Climates (Iklimler) [2006]


Climates, directed by Nuri Bilge Ceylan, darling of the festival circuit and maker of the brilliant Uzak, is another stark and austere drama on man’s inherent need and failure to connect. Set in an increasingly detached and distant Turkish diaspora, Climates is about the breakdown of a seemingly happy relationship where the resultant turbulence felt by the concerned couple is more inward than outward. A university professor and his much younger girlfriend who works for a TV channel (played, in a brave casting decision, by the director and his real-life wife) who, while on a vacation after a long time, realize that they have drifted too apart emotionally to remain happy together. However, despite rekindling a raw physical affair with an old flame, the laconic guy realizes that he is now lonelier than ever before, and thus makes one last attempt to bridge the huge chasm that has developed between him and his former fiancé. The narrative is slow, and long moments of silence rather than words define most of the proceedings – thus making this a difficult watch for most. Contrarily, if one is willing to put in some effort and allow the movie to reveal its various layers and subtleties, he will not regret watching this intense and beautifully photographed human drama.

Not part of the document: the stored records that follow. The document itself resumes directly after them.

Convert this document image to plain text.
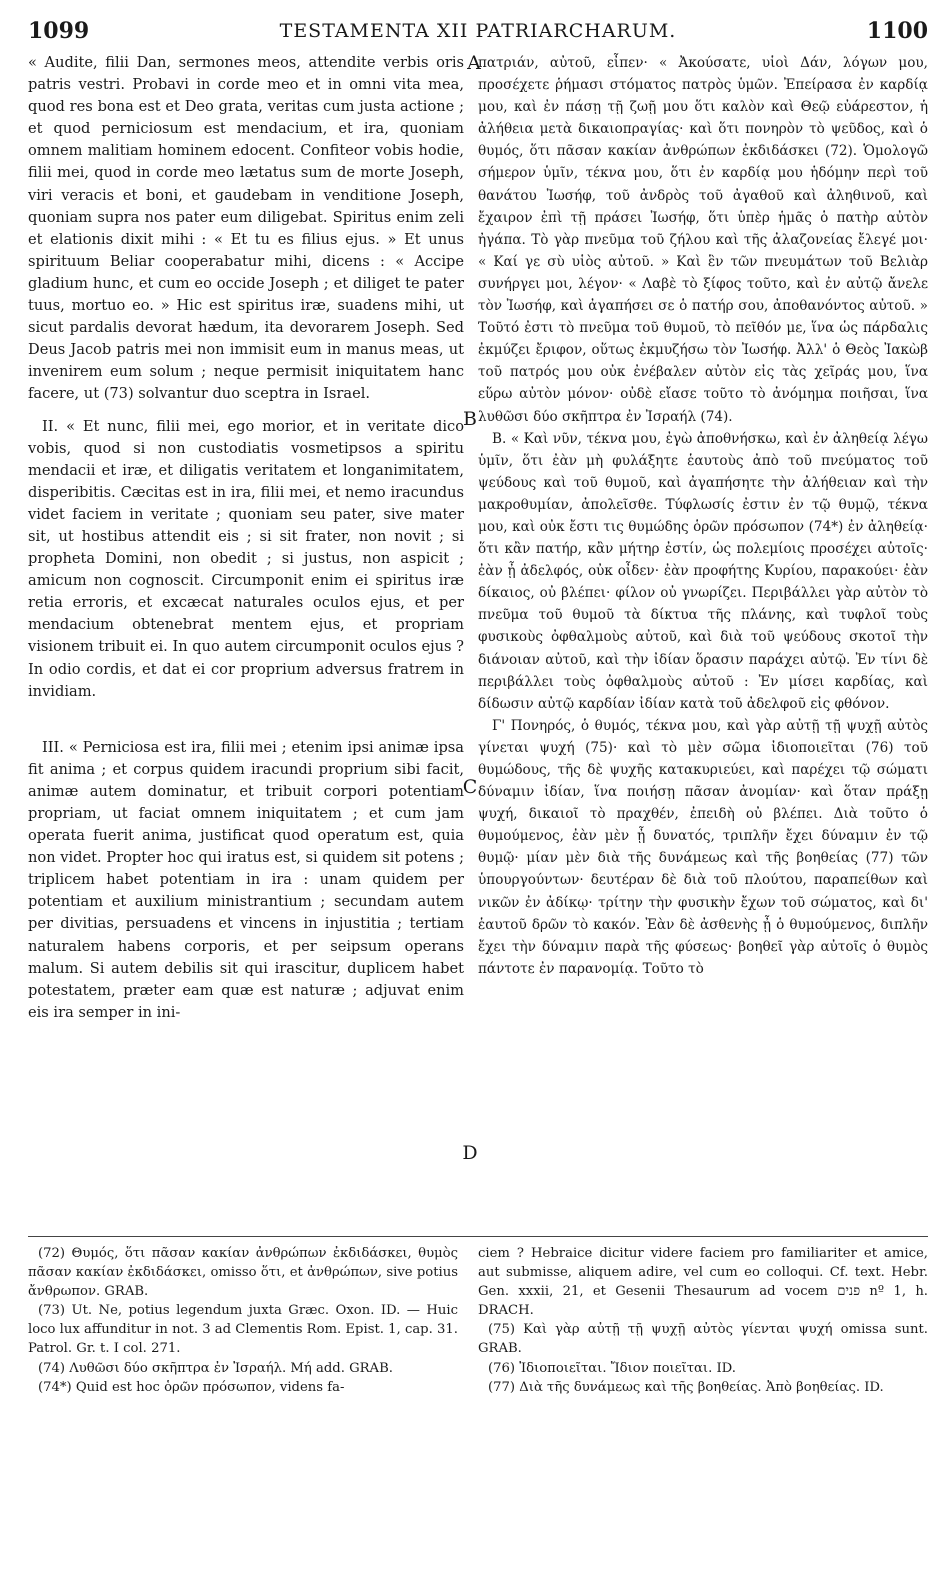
1099	TESTAMENTA XII PATRIARCHARUM.	1100

« Audite, filii Dan, sermones meos, attendite verbis oris patris vestri. Probavi in corde meo et in omni vita mea, quod res bona est et Deo grata, veritas cum justa actione ; et quod perniciosum est mendacium, et ira, quoniam omnem malitiam hominem edocent. Confiteor vobis hodie, filii mei, quod in corde meo lætatus sum de morte Joseph, viri veracis et boni, et gaudebam in venditione Joseph, quoniam supra nos pater eum diligebat. Spiritus enim zeli et elationis dixit mihi : « Et tu es filius ejus. » Et unus spirituum Beliar cooperabatur mihi, dicens : « Accipe gladium hunc, et cum eo occide Joseph ; et diliget te pater tuus, mortuo eo. » Hic est spiritus iræ, suadens mihi, ut sicut pardalis devorat hædum, ita devorarem Joseph. Sed Deus Jacob patris mei non immisit eum in manus meas, ut invenirem eum solum ; neque permisit iniquitatem hanc facere, ut (73) solvantur duo sceptra in Israel.

II. « Et nunc, filii mei, ego morior, et in veritate dico vobis, quod si non custodiatis vosmetipsos a spiritu mendacii et iræ, et diligatis veritatem et longanimitatem, disperibitis. Cæcitas est in ira, filii mei, et nemo iracundus videt faciem in veritate ; quoniam seu pater, sive mater sit, ut hostibus attendit eis ; si sit frater, non novit ; si propheta Domini, non obedit ; si justus, non aspicit ; amicum non cognoscit. Circumponit enim ei spiritus iræ retia erroris, et excæcat naturales oculos ejus, et per mendacium obtenebrat mentem ejus, et propriam visionem tribuit ei. In quo autem circumponit oculos ejus ? In odio cordis, et dat ei cor proprium adversus fratrem in invidiam.

III. « Perniciosa est ira, filii mei ; etenim ipsi animæ ipsa fit anima ; et corpus quidem iracundi proprium sibi facit, animæ autem dominatur, et tribuit corpori potentiam propriam, ut faciat omnem iniquitatem ; et cum jam operata fuerit anima, justificat quod operatum est, quia non videt. Propter hoc qui iratus est, si quidem sit potens ; triplicem habet potentiam in ira : unam quidem per potentiam et auxilium ministrantium ; secundam autem per divitias, persuadens et vincens in injustitia ; tertiam naturalem habens corporis, et per seipsum operans malum. Si autem debilis sit qui irascitur, duplicem habet potestatem, præter eam quæ est naturæ ; adjuvat enim eis ira semper in ini-

A
B
C
D

πατριάν, αὐτοῦ, εἶπεν· « Ἀκούσατε, υἱοὶ Δάν, λόγων μου, προσέχετε ῥήμασι στόματος πατρὸς ὑμῶν. Ἐπείρασα ἐν καρδίᾳ μου, καὶ ἐν πάσῃ τῇ ζωῇ μου ὅτι καλὸν καὶ Θεῷ εὐάρεστον, ἡ ἀλήθεια μετὰ δικαιοπραγίας· καὶ ὅτι πονηρὸν τὸ ψεῦδος, καὶ ὁ θυμός, ὅτι πᾶσαν κακίαν ἀνθρώπων ἐκδιδάσκει (72). Ὁμολογῶ σήμερον ὑμῖν, τέκνα μου, ὅτι ἐν καρδίᾳ μου ἡδόμην περὶ τοῦ θανάτου Ἰωσήφ, τοῦ ἀνδρὸς τοῦ ἀγαθοῦ καὶ ἀληθινοῦ, καὶ ἔχαιρον ἐπὶ τῇ πράσει Ἰωσήφ, ὅτι ὑπὲρ ἡμᾶς ὁ πατὴρ αὐτὸν ἠγάπα. Τὸ γὰρ πνεῦμα τοῦ ζήλου καὶ τῆς ἀλαζονείας ἔλεγέ μοι· « Καί γε σὺ υἱὸς αὐτοῦ. » Καὶ ἓν τῶν πνευμάτων τοῦ Βελιὰρ συνήργει μοι, λέγον· « Λαβὲ τὸ ξίφος τοῦτο, καὶ ἐν αὐτῷ ἄνελε τὸν Ἰωσήφ, καὶ ἀγαπήσει σε ὁ πατήρ σου, ἀποθανόντος αὐτοῦ. » Τοῦτό ἐστι τὸ πνεῦμα τοῦ θυμοῦ, τὸ πεῖθόν με, ἵνα ὡς πάρδαλις ἐκμύζει ἔριφον, οὕτως ἐκμυζήσω τὸν Ἰωσήφ. Ἀλλ' ὁ Θεὸς Ἰακὼβ τοῦ πατρός μου οὐκ ἐνέβαλεν αὐτὸν εἰς τὰς χεῖράς μου, ἵνα εὕρω αὐτὸν μόνον· οὐδὲ εἴασε τοῦτο τὸ ἀνόμημα ποιῆσαι, ἵνα λυθῶσι δύο σκῆπτρα ἐν Ἰσραήλ (74).

Β. « Καὶ νῦν, τέκνα μου, ἐγὼ ἀποθνήσκω, καὶ ἐν ἀληθείᾳ λέγω ὑμῖν, ὅτι ἐὰν μὴ φυλάξητε ἑαυτοὺς ἀπὸ τοῦ πνεύματος τοῦ ψεύδους καὶ τοῦ θυμοῦ, καὶ ἀγαπήσητε τὴν ἀλήθειαν καὶ τὴν μακροθυμίαν, ἀπολεῖσθε. Τύφλωσίς ἐστιν ἐν τῷ θυμῷ, τέκνα μου, καὶ οὐκ ἔστι τις θυμώδης ὁρῶν πρόσωπον (74*) ἐν ἀληθείᾳ· ὅτι κἂν πατήρ, κἂν μήτηρ ἐστίν, ὡς πολεμίοις προσέχει αὐτοῖς· ἐὰν ᾖ ἀδελφός, οὐκ οἶδεν· ἐὰν προφήτης Κυρίου, παρακούει· ἐὰν δίκαιος, οὐ βλέπει· φίλον οὐ γνωρίζει. Περιβάλλει γὰρ αὐτὸν τὸ πνεῦμα τοῦ θυμοῦ τὰ δίκτυα τῆς πλάνης, καὶ τυφλοῖ τοὺς φυσικοὺς ὀφθαλμοὺς αὐτοῦ, καὶ διὰ τοῦ ψεύδους σκοτοῖ τὴν διάνοιαν αὐτοῦ, καὶ τὴν ἰδίαν ὅρασιν παράχει αὐτῷ. Ἐν τίνι δὲ περιβάλλει τοὺς ὀφθαλμοὺς αὐτοῦ : Ἐν μίσει καρδίας, καὶ δίδωσιν αὐτῷ καρδίαν ἰδίαν κατὰ τοῦ ἀδελφοῦ εἰς φθόνον.

Γ' Πονηρός, ὁ θυμός, τέκνα μου, καὶ γὰρ αὐτῇ τῇ ψυχῇ αὐτὸς γίνεται ψυχή (75)· καὶ τὸ μὲν σῶμα ἰδιοποιεῖται (76) τοῦ θυμώδους, τῆς δὲ ψυχῆς κατακυριεύει, καὶ παρέχει τῷ σώματι δύναμιν ἰδίαν, ἵνα ποιήσῃ πᾶσαν ἀνομίαν· καὶ ὅταν πράξῃ ψυχή, δικαιοῖ τὸ πραχθέν, ἐπειδὴ οὐ βλέπει. Διὰ τοῦτο ὁ θυμούμενος, ἐὰν μὲν ᾖ δυνατός, τριπλῆν ἔχει δύναμιν ἐν τῷ θυμῷ· μίαν μὲν διὰ τῆς δυνάμεως καὶ τῆς βοηθείας (77) τῶν ὑπουργούντων· δευτέραν δὲ διὰ τοῦ πλούτου, παραπείθων καὶ νικῶν ἐν ἀδίκῳ· τρίτην τὴν φυσικὴν ἔχων τοῦ σώματος, καὶ δι' ἑαυτοῦ δρῶν τὸ κακόν. Ἐὰν δὲ ἀσθενὴς ᾖ ὁ θυμούμενος, διπλῆν ἔχει τὴν δύναμιν παρὰ τῆς φύσεως· βοηθεῖ γὰρ αὐτοῖς ὁ θυμὸς πάντοτε ἐν παρανομίᾳ. Τοῦτο τὸ

(72) Θυμός, ὅτι πᾶσαν κακίαν ἀνθρώπων ἐκδιδάσκει, θυμὸς πᾶσαν κακίαν ἐκδιδάσκει, omisso ὅτι, et ἀνθρώπων, sive potius ἄνθρωπον. GRAB.

(73) Ut. Ne, potius legendum juxta Græc. Oxon. ID. — Huic loco lux affunditur in not. 3 ad Clementis Rom. Epist. 1, cap. 31. Patrol. Gr. t. I col. 271.

(74) Λυθῶσι δύο σκῆπτρα ἐν Ἰσραήλ. Μή add. GRAB.

(74*) Quid est hoc ὁρῶν πρόσωπον, videns fa-

ciem ? Hebraice dicitur videre faciem pro familiariter et amice, aut submisse, aliquem adire, vel cum eo colloqui. Cf. text. Hebr. Gen. xxxii, 21, et Gesenii Thesaurum ad vocem פנים nº 1, h. DRACH.

(75) Καὶ γὰρ αὐτῇ τῇ ψυχῇ αὐτὸς γίενται ψυχή omissa sunt. GRAB.

(76) Ἰδιοποιεῖται. Ἴδιον ποιεῖται. ID.

(77) Διὰ τῆς δυνάμεως καὶ τῆς βοηθείας. Ἀπὸ βοηθείας. ID.
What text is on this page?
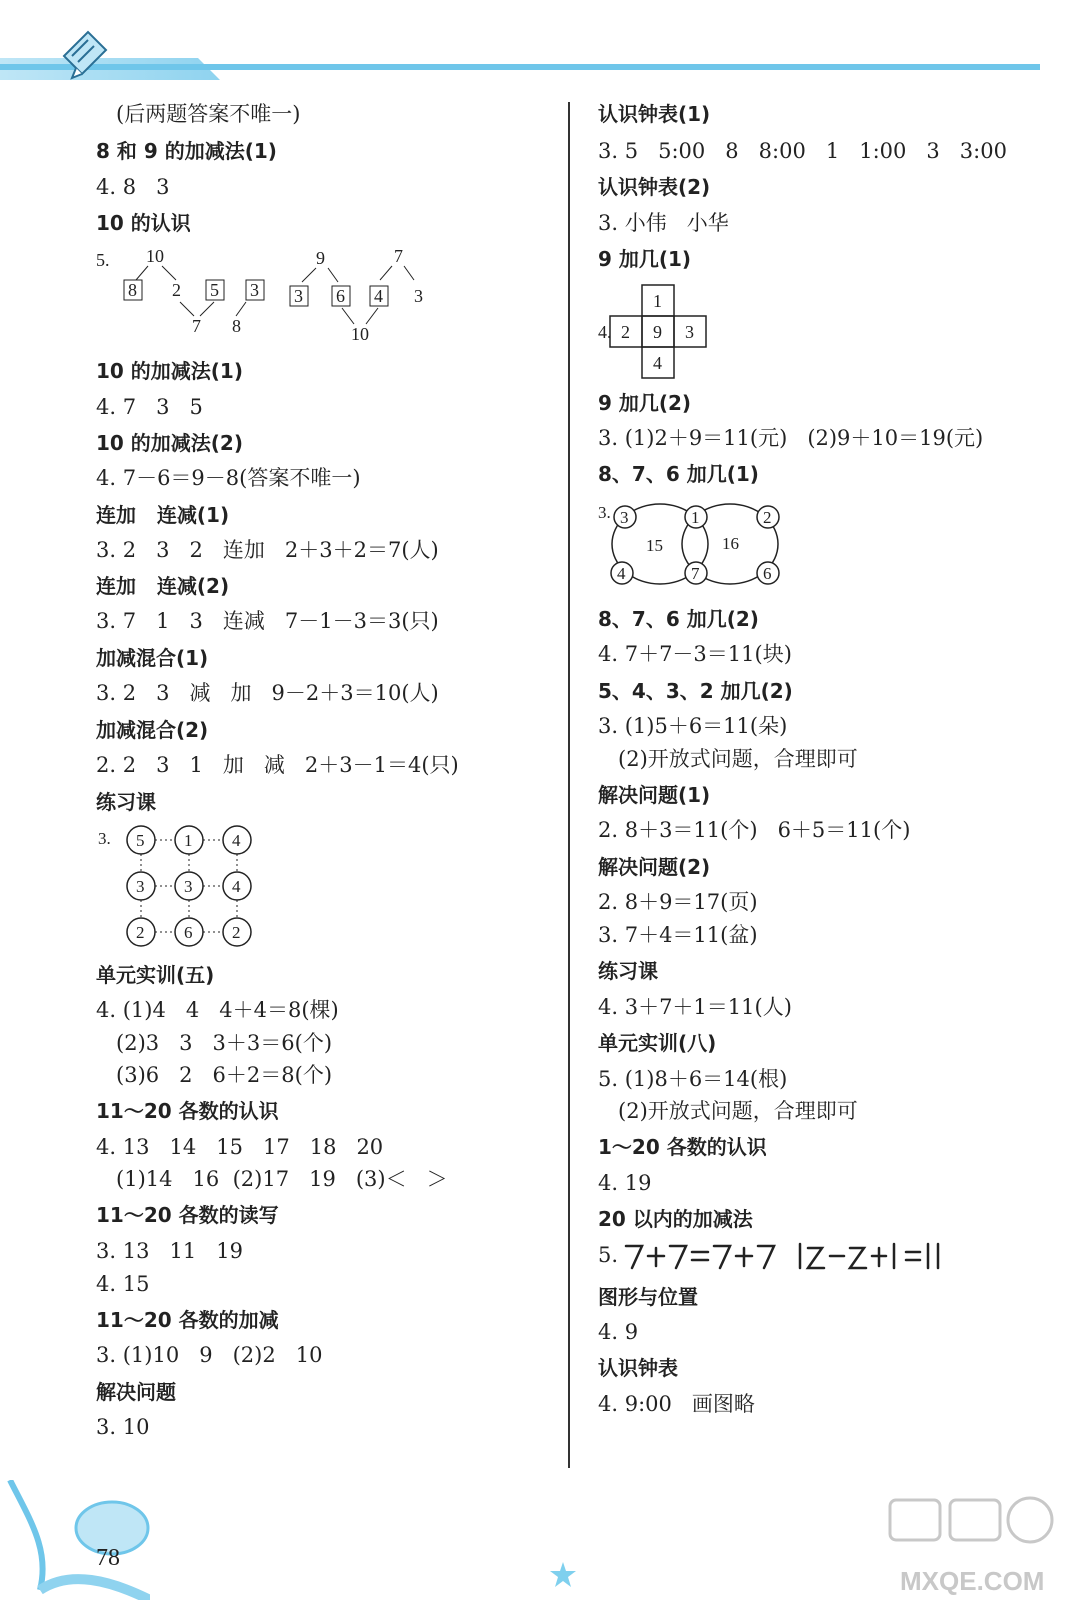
(后两题答案不唯一)
8 和 9 的加减法(1)
4. 8   3
10 的认识
10 的加减法(1)
4. 7   3   5
10 的加减法(2)
4. 7－6＝9－8(答案不唯一)
连加   连减(1)
3. 2   3   2   连加   2＋3＋2＝7(人)
连加   连减(2)
3. 7   1   3   连减   7－1－3＝3(只)
加减混合(1)
3. 2   3   减   加   9－2＋3＝10(人)
加减混合(2)
2. 2   3   1   加   减   2＋3－1＝4(只)
练习课
单元实训(五)
4. (1)4   4   4＋4＝8(棵)
(2)3   3   3＋3＝6(个)
(3)6   2   6＋2＝8(个)
11～20 各数的认识
4. 13   14   15   17   18   20
(1)14   16  (2)17   19   (3)＜   ＞
11～20 各数的读写
3. 13   11   19
4. 15
11～20 各数的加减
3. (1)10   9   (2)2   10
解决问题
3. 10
认识钟表(1)
3. 5   5:00   8   8:00   1   1:00   3   3:00
认识钟表(2)
3. 小伟   小华
9 加几(1)
9 加几(2)
3. (1)2＋9＝11(元)   (2)9＋10＝19(元)
8、7、6 加几(1)
8、7、6 加几(2)
4. 7＋7－3＝11(块)
5、4、3、2 加几(2)
3. (1)5＋6＝11(朵)
(2)开放式问题，合理即可
解决问题(1)
2. 8＋3＝11(个)   6＋5＝11(个)
解决问题(2)
2. 8＋9＝17(页)
3. 7＋4＝11(盆)
练习课
4. 3＋7＋1＝11(人)
单元实训(八)
5. (1)8＋6＝14(根)
(2)开放式问题，合理即可
1～20 各数的认识
4. 19
20 以内的加减法
5.
图形与位置
4. 9
认识钟表
4. 9:00   画图略
5. 10
8 2 5 3
7 8
9	7
3 6 4 3
10
3. 5 1 4
3 3 4
2 6 2
4.
1
2 9 3
4
3. 3	1	2
4	7	6
15	16
78
MXQE.COM
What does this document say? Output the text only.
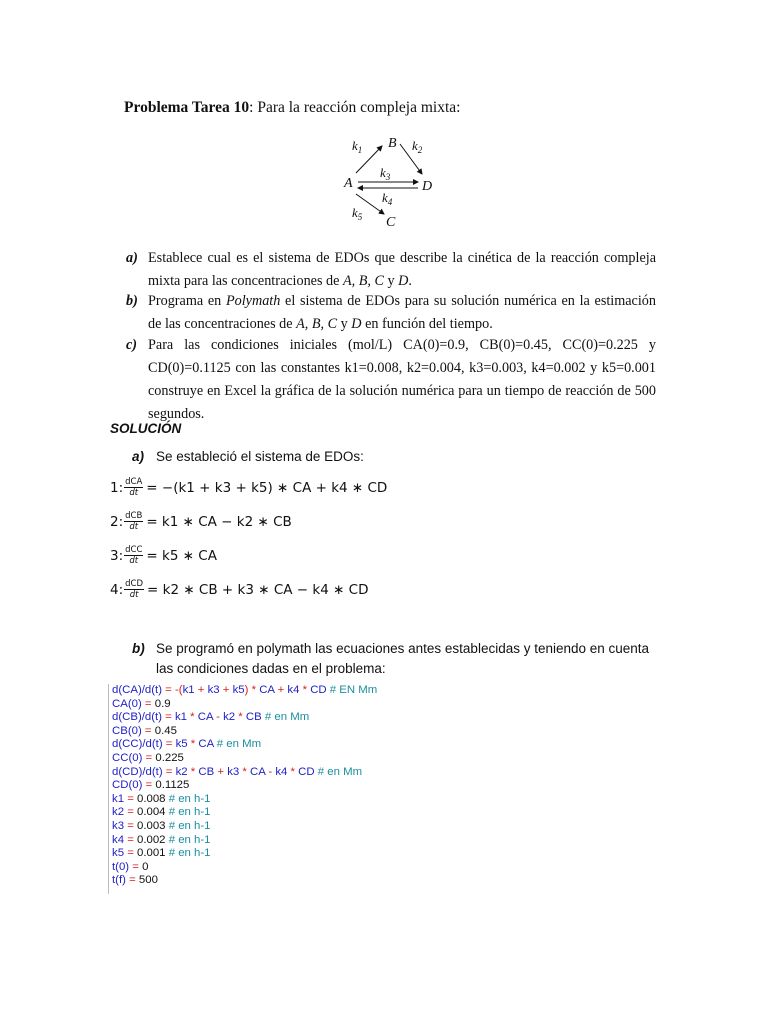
Problema Tarea 10: Para la reacción compleja mixta:
A
B
C
D
$k_1$	$k_2$
$k_3$
$k_4$
$k_5$
a) Establece cual es el sistema de EDOs que describe la cinética de la reacción compleja mixta para las concentraciones de A, B, C y D.
b) Programa en Polymath el sistema de EDOs para su solución numérica en la estimación de las concentraciones de A, B, C y D en función del tiempo.
c) Para las condiciones iniciales (mol/L) CA(0)=0.9, CB(0)=0.45, CC(0)=0.225 y CD(0)=0.1125 con las constantes k1=0.008, k2=0.004, k3=0.003, k4=0.002 y k5=0.001 construye en Excel la gráfica de la solución numérica para un tiempo de reacción de 500 segundos.
SOLUCIÓN
a) Se estableció el sistema de EDOs:
1: $\frac{\text{dCA}}{dt} = -(k1 + k3 + k5)$ ∗ CA + k4 ∗ CD
2: $\frac{\text{dCB}}{dt} = k1$ ∗ CA − k2 ∗ CB
3: $\frac{\text{dCC}}{dt} = k5$ ∗ CA
4: $\frac{\text{dCD}}{dt} = k2$ ∗ CB + k3 ∗ CA − k4 ∗ CD
b) Se programó en polymath las ecuaciones antes establecidas y teniendo en cuenta las condiciones dadas en el problema:
d(CA)/d(t) = -(k1 + k3 + k5) * CA + k4 * CD # EN Mm
CA(0) = 0.9
d(CB)/d(t) = k1 * CA - k2 * CB # en Mm
CB(0) = 0.45
d(CC)/d(t) = k5 * CA # en Mm
CC(0) = 0.225
d(CD)/d(t) = k2 * CB + k3 * CA - k4 * CD # en Mm
CD(0) = 0.1125
k1 = 0.008 # en h-1
k2 = 0.004 # en h-1
k3 = 0.003 # en h-1
k4 = 0.002 # en h-1
k5 = 0.001 # en h-1
t(0) = 0
t(f) = 500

Director: Nuri Bilge Ceylan
Genre: Drama/Psychological Drama
Language: Turkish
Country: Turkey

5 comments:

Miss Topanga said...

ooh, this sounds very good. hope i can get my hands on it.

Tom said...

yeah I want to see this one too.

Shubhajit said...

@Miss Topanga & Tom:

Yeah, please do, and I'll be looking forward to reading your views on it. And if you can manage, do also watch this director's Uzak.

Sam Juliano said...

"A stark and austere drama on man’s inherent need and failure to connect."

Aye Shubhajit, and your splendid capsule does this distinguished work full justice.

"The narrative is slow, and long moments of silence rather than words define most of the proceedings – thus making this a difficult watch for most."

This is true, but wouldn't you say that the great French director Claire Denis also falls under these specifications, in a very good sense of course?

Shubhajit said...

Thanks a lot Sam for the good words. Yeah, a good work of art need not be easily accessible for the viewers as the artist does not necessarily have to please his/her audience. Well, Claire Denis is one of many acclaimed director who I haven't explored a lot, need to correct that blemish.